I’ve heard some such people claim that when their cats were killed, it was a case of survival of the fittest, despite the fact that evolution has done nothing to prepare cats for the hazards of cars and pesticides. The callousness that underlies people’s willingness to allow their cats to be daily exposed to the risk of a gruesome death is beyond my comprehension, yet those who do it seem cheerful enough. Maybe it hasn’t occurred to them that caring people protect the object of their love to the extent that the object of their love is unable to protect itself.
Then again, maybe they think too highly of God to believe that he will allow bad things to happen to good cats, so they are leaving their pet’s protection in the loving hands of the Almighty. As deeply touching as religious faith is—especially when it makes no sense and is backed by no evidence—might not it be just a little shaken if the “cat lover” had a $20,000 Savannah instead of a bony old arthritic tabby that passed its prime ten years ago? Or what if his aunt had left her cat a million dollars a year to be paid to the nephew for the lifetime of the stump-legged Munchkin? Would these fans of cat liberation still say, “Mere money means nothing compared to my cat’s right to self-determination.”
It is always possible to find stories of outdoor cats that lived to a ripe old age, but you will surely agree that an argument based upon a statistical anomaly is a weak argument.

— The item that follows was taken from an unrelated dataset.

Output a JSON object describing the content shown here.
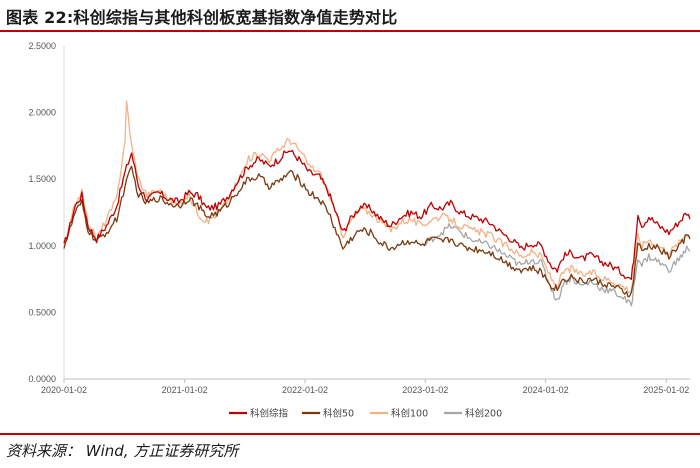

Given the risks involved, shouldn’t those who allow their cats to come and go at least learn all they can about the risks, and do everything possible to mitigate them? Such people could, for instance, keep their cats immunized; have them collared and microchipped; know the location of a 24-hour vet clinic; build a cat-proof fence; live far from busy streets; check their driveway for radiator leaks (a tsp can be fatal); avoid using noxious chemicals in their yards (cats can be poisoned from licking insecticide from their fur); keep their cats indoors when people are commuting or walking their dogs; and so on. I’ve never known anyone who let their cats out who took such measures to protect their cats, or who seemed concerned about their cats shitting in their neighbor’s gardens, killing the songbirds that their neighbors were feeding, decimating the food sources of the wild predator population, or otherwise acting like responsible adults in regard to either their cats or their neighbors.